Hacer arquitectura en estos tiempos de transición, en ruta hacia un cambio que si bien necesario, todavía no definimos con precisión, me provoca una mezcla de sensaciones encontradas y confusas. Esta presentación es un poco una confesión, un compartir mis propios demonios, pero también mis duendes- esas criaturas de mi ciudad interior que provocan el deseo, y una terrible esperanza de que estamos en un momento privilegiado donde, muy a pesar de todos los signos y señales de pérdida (de modelos y utopías), estamos construyendo un mundo mejor. De eso no tengo duda, como tampoco tengo duda de que los arquitectos estamos llamados a participar  en la creación de esta nueva Ciudad que se está gestando. Una ciudad más habitable e inclusiva donde pueda florecer una economía, una política, una cultura y una cotidianidad diferentes.

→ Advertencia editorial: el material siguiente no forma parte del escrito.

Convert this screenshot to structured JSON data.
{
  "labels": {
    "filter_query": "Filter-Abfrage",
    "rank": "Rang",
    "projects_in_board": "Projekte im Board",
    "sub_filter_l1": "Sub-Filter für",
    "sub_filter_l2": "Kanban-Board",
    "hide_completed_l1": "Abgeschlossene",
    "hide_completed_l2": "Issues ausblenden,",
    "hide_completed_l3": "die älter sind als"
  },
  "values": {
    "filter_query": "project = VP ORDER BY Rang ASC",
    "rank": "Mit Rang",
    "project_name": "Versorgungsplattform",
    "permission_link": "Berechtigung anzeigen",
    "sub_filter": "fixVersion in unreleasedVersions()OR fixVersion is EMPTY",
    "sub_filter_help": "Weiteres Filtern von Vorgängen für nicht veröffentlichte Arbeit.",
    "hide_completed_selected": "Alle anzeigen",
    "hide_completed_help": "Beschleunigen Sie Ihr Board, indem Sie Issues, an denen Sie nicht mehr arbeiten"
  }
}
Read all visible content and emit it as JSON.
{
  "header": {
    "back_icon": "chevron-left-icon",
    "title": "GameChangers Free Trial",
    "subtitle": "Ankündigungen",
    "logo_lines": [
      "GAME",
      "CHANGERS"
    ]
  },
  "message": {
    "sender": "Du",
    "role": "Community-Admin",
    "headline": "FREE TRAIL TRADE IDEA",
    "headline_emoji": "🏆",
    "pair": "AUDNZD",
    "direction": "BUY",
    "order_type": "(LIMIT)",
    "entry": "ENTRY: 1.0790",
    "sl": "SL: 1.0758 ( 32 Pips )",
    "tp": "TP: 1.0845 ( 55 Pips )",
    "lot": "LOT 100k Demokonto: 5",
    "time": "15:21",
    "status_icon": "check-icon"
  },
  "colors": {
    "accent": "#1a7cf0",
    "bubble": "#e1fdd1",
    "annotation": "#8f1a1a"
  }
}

Esto, a pesar de la distancia cada vez más abismal entre la cultura arquitectónica y la cultura popular, entre los cánones arquitectónicos aceptados y las cotidianidades de la inmensa, mayoría de la población. A pesar de que el diseño no se percibe como una fuerza esencial en la construcción de esta nueva sociedad.
Arropado por la globalización neoliberal, nuestro mundo resulta insostenible. Casi tres mil millones de personas viven con menos de dos dólares al día, mil doscientos millones carecen de acceso a agua potable y dos mil cuatrocientos millones carecen de saneamiento y desagües cloacales, seres humanos obligados a vivir bajo condiciones cada vez más precarias y desiguales.  Una parte creciente de la población, incapaz de ser absorbida por el nuevo orden económico se convierte en excedente, gente que, a decir del escritor argentino Ernesto Sábato, ya no están ni siquiera abajo en la pirámide social sino afuera. Mientras, el 20% de la población, asociada a la gran burguesía transnacional se apropia del 83% de PBI mundial y los activos de los tres principales multimillonarios son superiores al PBI combinado de los países más subdesarrollados y sus seiscientos millones de habitantes (Borón). Según el World Bank en el año 2100, la población del globo alcanzará los 11 mil millones. De estos, 7 mil serán pobres (Segre).  En las ciudades, la llamada parte informal no goza de los mismos beneficios de la vida urbana como el acceso a infraestructura y servicios. Sus residentes viven bajo la amenaza continua del desalojo y no cualifican para financiamiento convencional, lo que dificulta el mejoramiento de sus viviendas y sus comunidades.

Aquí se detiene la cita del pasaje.